Small towns need to equalize their investments across different groups of young people. While it would be impractical, and downright wrong, to abort students' ambitions, there must be a radical rethinking of the goals of high-school education. The single-minded focus on pushing the most motivated students into four-year colleges must be balanced by efforts to match young people not headed for bachelor's degrees with training, vocational, and assorted associate-degree programs.
Also, school officials, parents, educators, and students must resist the temptation to think the non-college bound will just get a job if a degree is not in the cards.
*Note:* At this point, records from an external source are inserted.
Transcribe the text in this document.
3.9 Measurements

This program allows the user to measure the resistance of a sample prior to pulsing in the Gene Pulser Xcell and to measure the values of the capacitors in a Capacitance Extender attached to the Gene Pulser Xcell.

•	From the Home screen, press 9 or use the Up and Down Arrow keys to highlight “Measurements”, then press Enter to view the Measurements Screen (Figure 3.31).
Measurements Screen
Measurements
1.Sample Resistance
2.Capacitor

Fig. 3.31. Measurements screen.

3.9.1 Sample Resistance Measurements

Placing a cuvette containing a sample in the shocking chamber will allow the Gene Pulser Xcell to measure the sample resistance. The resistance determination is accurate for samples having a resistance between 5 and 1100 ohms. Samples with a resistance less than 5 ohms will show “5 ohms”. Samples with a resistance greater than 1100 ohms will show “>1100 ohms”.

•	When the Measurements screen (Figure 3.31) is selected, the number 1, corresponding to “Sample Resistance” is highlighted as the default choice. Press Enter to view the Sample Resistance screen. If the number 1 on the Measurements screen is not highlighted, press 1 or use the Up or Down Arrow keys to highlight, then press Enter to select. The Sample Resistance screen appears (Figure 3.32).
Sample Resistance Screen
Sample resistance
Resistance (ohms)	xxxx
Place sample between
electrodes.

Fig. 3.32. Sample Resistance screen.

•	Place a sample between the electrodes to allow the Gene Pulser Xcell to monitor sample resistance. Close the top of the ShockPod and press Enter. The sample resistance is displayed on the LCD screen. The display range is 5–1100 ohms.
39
Gone are the days of plentiful, well-paying blue-collar factory jobs that provided a 19-year-old with a living wage. Thinking that working the line at John Deere or Winnebago will vault you into the middle class makes about as much sense as buying eight-track tapes in the iPod age. The reality is that students not earning a college degree need as much, if not more, intensive preparation for today's labor market.
The next step is to build better links between high-school and postsecondary education. Most of the job growth within Iowa is expected to come from computer, biotech, wind energy, and health care. Matching high-school students not headed for university with vocational or community-college programs, nurturing their interests while in high school through internships and training, will prepare them for the new economic growth areas. The growing distance-learning technology should not cater only to older, returning students. If students are interested in wind technology or nursing, rather than making them take social studies senior year, how about connecting them with a distance-learning class at Iowa Lakes Community College in Introduction to Computers?
Third, small towns should seek to embrace immigration. Ph.D.'s from India or China and less-skilled immigrants from Mexico or Central America should all be recruited and supported in an effort to make the heartland an immigrant enterprise zone. The region is in critical need of professional-class workers, and bringing in Hispanic workers for the food industry will not be enough to rejuvenate the region.
Fourth, areas that are losing population can help remain vibrant by enticing much-needed high fliers to come back home. There are free land programs in Kansas, Minnesota, and North Dakota, a statewide campaign in Iowa to bring back professionals, and student-loan-forgiveness programs in Maine for college graduates willing to commit to stay in the state. While the jury is out on whether any of those programs work, we believe that towns can help themselves by identifying future professionals and offering them tuition relief for graduate school that is contingent on a 10-year commitment to practice in the area. Many rural areas are medically underserved and this is one way to tackle that basic problem.
The rural crisis has been ignored for too long, but, we believe, it isn't too late to start paying attention. The residents of rural America must embrace the fact that to survive, the world they knew must change.